Утро. Сижу на ступенях во дворе храма. Тут договорились собраться. Думаю: «Вот и свершилось главное в моей жизни причастие, вот и произошло главное событие моей жизни». Но потом думаю: надо же еще и умереть и заслужить смерть мирну, христианску, непостыдну, надо же вымолить «добрый ответ на Страшном судище Христовом».
Встает солнце. И, конечно, не один я мысленно произношу: «Слава Тебе, показавшему нам свет!» Оно бы не пришло на землю, если бы не молитва на земле и если бы не эта ночная служба.

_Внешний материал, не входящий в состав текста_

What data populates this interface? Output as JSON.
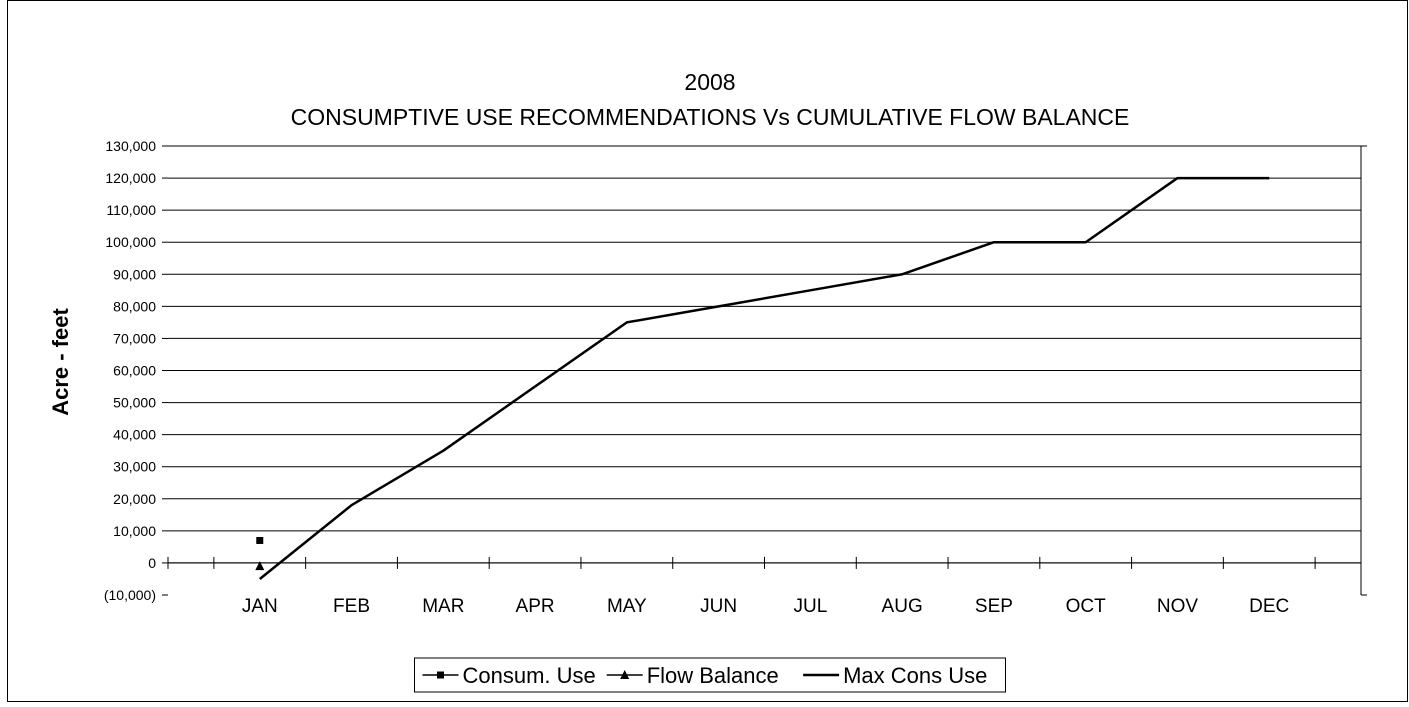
{
  "chart_data": {
    "type": "line",
    "title": "2008",
    "subtitle": "CONSUMPTIVE USE RECOMMENDATIONS Vs CUMULATIVE FLOW BALANCE",
    "xlabel": "",
    "ylabel": "Acre - feet",
    "categories": [
      "JAN",
      "FEB",
      "MAR",
      "APR",
      "MAY",
      "JUN",
      "JUL",
      "AUG",
      "SEP",
      "OCT",
      "NOV",
      "DEC"
    ],
    "ylim": [
      -10000,
      130000
    ],
    "yticks": [
      -10000,
      0,
      10000,
      20000,
      30000,
      40000,
      50000,
      60000,
      70000,
      80000,
      90000,
      100000,
      110000,
      120000,
      130000
    ],
    "ytick_labels": [
      "(10,000)",
      "0",
      "10,000",
      "20,000",
      "30,000",
      "40,000",
      "50,000",
      "60,000",
      "70,000",
      "80,000",
      "90,000",
      "100,000",
      "110,000",
      "120,000",
      "130,000"
    ],
    "grid": true,
    "legend_position": "bottom",
    "series": [
      {
        "name": "Consum. Use",
        "marker": "square",
        "line": true,
        "color": "#000000",
        "values": [
          7000,
          null,
          null,
          null,
          null,
          null,
          null,
          null,
          null,
          null,
          null,
          null
        ]
      },
      {
        "name": "Flow Balance",
        "marker": "triangle",
        "line": true,
        "color": "#000000",
        "values": [
          -1000,
          null,
          null,
          null,
          null,
          null,
          null,
          null,
          null,
          null,
          null,
          null
        ]
      },
      {
        "name": "Max Cons Use",
        "marker": "none",
        "line": true,
        "color": "#000000",
        "values": [
          -5000,
          18000,
          35000,
          55000,
          75000,
          80000,
          85000,
          90000,
          100000,
          100000,
          120000,
          120000
        ]
      }
    ]
  }
}
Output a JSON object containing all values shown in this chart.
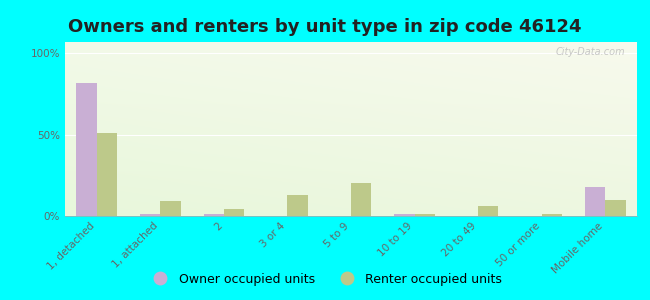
{
  "title": "Owners and renters by unit type in zip code 46124",
  "categories": [
    "1, detached",
    "1, attached",
    "2",
    "3 or 4",
    "5 to 9",
    "10 to 19",
    "20 to 49",
    "50 or more",
    "Mobile home"
  ],
  "owner_values": [
    82,
    1,
    1,
    0,
    0,
    1,
    0,
    0,
    18
  ],
  "renter_values": [
    51,
    9,
    4,
    13,
    20,
    1,
    6,
    1,
    10
  ],
  "owner_color": "#c9afd4",
  "renter_color": "#bdc98a",
  "bg_color": "#00ffff",
  "yticks": [
    0,
    50,
    100
  ],
  "ylabels": [
    "0%",
    "50%",
    "100%"
  ],
  "ylim": [
    0,
    107
  ],
  "watermark": "City-Data.com",
  "legend_owner": "Owner occupied units",
  "legend_renter": "Renter occupied units",
  "title_fontsize": 13,
  "tick_fontsize": 7.5,
  "legend_fontsize": 9
}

И как же легко дышалось в это утро, как хорошо было на сердце. Оно как будто расширилось, заняло во мне больше места, вытесняя все плохое.
На обратном пути заговорили вдруг о Гоголе, о его паломничестве в Иерусалим и о том разочаровании, которое он испытал. Видимо, он ждал чего-то большего, чем получил. Но ведь вспоминают же его современники, что он стал мягче, добрее, сдержаннее.
Вспомнил и я свою первую поездку. Очень я страдал после нее. Думал: если я стал еще хуже, зачем же я тогда был в Святой земле? И спас старый монах Троице-Сергиевой лавры, сказавший: «Это ощущение умножения греховности, оно очень православно. Святая земля лечит именно так: она открывает человеку его греховность, которую он раньше не видел, ибо плохо видели его духовные очи сердечные. Святая земля дарит душе прозрение».
А вот и наш милый Горненский приют. Матушка, жалея сестер, советует отдохнуть хотя бы полтора часика. Но почти у всех послушания. И уже через два часа колокол Горней позовет нас на службу, в которой будут те же удивительные, спасительные слова литургии, что звучали ночью у Гроба Господня, только уже все по-русски. И все-таки, когда зазвучит: «Свят, Свят, Свят Господь Саваоф», - отголоском откликнется: «Агиос, Агиос, Агиос Кирие Саваоф».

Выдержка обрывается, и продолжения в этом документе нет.